Attention will fast move over to Washington with the outline of the Trump tax plan likely tomorrow, the need to avoid the shutdown on Friday and the end of the first 100 days of Trump on Saturday. The WSJ reported last night that Mr Trump has ordered aides to prioritise cutting taxes ahead of budget neutrality and in particular target a 15% corporate tax rate. Treasury Secretary Mnuchin was bullish by telling reporters at the White House that the tax plan will "pay for itself with economic growth" and that Mr Trump is determined to get sustained growth of 3% or higher. So all eyes on the US for the next few days.
Asian markets are generally in decent shape overnight with the Nikkei +0.8% higher, the Hang Seng +0.95% and the Shanghai Comp +0.45% as we go to print. Global bond yields are pretty flat as is the Euro against the Dollar.
Returning back to yesterday, the latest ECB CSPP numbers were released. They remain inconclusive as to whether the ECB have decided against tapering corporate purchases. The Easter period has created too many distortions to give a clear answer. If you assume the €1.482bn of buying is spread over 4 business days this averages €371mn per day very close to the daily average of €368mn since the program started. However if you feel the ECB would want to try to offset the loss of a day with more buying then the numbers are optically weaker. We should have a clearer view next Tuesday (after bank hols) as to where we stand as they'll publish the full monthly numbers then for both CSPP and PSPP.
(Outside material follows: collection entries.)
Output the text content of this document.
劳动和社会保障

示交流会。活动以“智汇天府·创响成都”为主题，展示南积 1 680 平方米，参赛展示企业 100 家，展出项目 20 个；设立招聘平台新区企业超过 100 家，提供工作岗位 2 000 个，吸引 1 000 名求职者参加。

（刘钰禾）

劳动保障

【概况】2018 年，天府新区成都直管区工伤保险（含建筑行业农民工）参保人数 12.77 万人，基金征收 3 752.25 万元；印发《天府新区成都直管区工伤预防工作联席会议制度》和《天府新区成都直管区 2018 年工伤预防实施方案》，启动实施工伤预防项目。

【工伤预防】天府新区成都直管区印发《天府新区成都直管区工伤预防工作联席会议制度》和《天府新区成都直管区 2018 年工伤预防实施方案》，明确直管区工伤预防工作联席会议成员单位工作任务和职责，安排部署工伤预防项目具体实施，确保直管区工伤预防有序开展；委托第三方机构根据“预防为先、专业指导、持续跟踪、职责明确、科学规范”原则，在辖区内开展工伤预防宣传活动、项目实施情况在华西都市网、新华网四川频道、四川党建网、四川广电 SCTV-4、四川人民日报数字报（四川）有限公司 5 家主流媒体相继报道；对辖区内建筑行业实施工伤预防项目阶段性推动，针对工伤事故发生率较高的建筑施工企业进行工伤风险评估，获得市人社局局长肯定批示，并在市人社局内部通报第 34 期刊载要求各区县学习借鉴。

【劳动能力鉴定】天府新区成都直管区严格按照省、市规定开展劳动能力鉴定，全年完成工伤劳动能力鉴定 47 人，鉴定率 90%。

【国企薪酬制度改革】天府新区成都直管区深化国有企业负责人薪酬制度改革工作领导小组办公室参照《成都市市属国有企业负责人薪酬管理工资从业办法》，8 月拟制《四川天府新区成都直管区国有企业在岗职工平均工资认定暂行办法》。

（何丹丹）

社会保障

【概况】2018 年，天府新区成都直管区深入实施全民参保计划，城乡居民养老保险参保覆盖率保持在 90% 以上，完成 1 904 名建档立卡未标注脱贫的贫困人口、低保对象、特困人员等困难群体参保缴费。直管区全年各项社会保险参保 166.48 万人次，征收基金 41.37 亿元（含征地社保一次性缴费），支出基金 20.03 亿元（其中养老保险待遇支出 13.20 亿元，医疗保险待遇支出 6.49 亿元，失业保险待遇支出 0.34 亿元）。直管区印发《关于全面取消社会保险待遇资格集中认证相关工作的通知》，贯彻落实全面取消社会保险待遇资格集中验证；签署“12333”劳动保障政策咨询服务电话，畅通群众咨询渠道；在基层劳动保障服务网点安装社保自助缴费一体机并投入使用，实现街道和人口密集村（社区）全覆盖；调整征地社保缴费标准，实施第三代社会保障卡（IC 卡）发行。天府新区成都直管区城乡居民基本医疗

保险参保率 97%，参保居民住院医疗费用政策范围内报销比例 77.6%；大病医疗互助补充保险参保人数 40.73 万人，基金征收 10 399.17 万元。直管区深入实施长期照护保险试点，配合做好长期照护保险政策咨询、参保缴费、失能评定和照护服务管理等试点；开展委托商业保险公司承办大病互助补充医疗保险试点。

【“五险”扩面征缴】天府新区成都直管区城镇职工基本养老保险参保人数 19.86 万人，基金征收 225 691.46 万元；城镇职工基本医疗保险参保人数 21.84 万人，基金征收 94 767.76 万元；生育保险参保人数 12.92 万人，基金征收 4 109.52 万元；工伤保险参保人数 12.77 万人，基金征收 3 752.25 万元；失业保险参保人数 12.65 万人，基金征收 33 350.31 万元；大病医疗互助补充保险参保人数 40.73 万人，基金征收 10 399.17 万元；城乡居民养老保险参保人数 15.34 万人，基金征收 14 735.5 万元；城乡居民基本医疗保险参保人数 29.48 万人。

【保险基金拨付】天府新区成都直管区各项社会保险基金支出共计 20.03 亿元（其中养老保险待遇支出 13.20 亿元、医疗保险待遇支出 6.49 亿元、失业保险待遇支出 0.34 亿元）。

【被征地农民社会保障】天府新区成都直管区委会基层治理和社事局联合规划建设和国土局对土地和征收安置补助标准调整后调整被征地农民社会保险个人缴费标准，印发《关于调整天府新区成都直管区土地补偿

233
Away from the French elections there was little in way of data to drive markets yesterday. In Europe we got the April IFO survey in Germany which was mostly positive: the business climate indicator (112.9 vs. 112.4 expected) and the current assessment indicator (121.1 vs. 119.2 expected) both clocked in above expectations. However IFO expectations marginally disappointed by dropping to 105.2 (vs. 105.9 expected; 105.7 previous). Over In the US we got the April Dallas Fed manufacturing activity survey which ticked down marginally to 16.8 against expectations of a slight increase to 17.0 (16.9 previous).
Looking at the day ahead today, we will get the April confidence indicators out of France this morning (manufacturing confidence: 105 expected; 104 previous). Shortly after that we will get the ECB’s bank lending survey numbers. Over in the UK we will get public sector net borrowing data for March which is expected to rise to 1.5bn (1.1bn previous). Heading over to the US we will get housing market data in the form of the S&P/Case-Shiller house price index and FHFA house price index (+0.4% mom expected) for February. Thereafter we will see confidence indicators for the month ahead in the form of the conference board consumer confidence number (122.5 expected; 125.6 previous) and the Richmond Fed manufacturing survey (16 expected; 22 previous), both of which are expected to drop given growing policy uncertainty in the US.
Earnings will continue to be a big focus today, as we see AT&T and Caterpillar report today amongst others.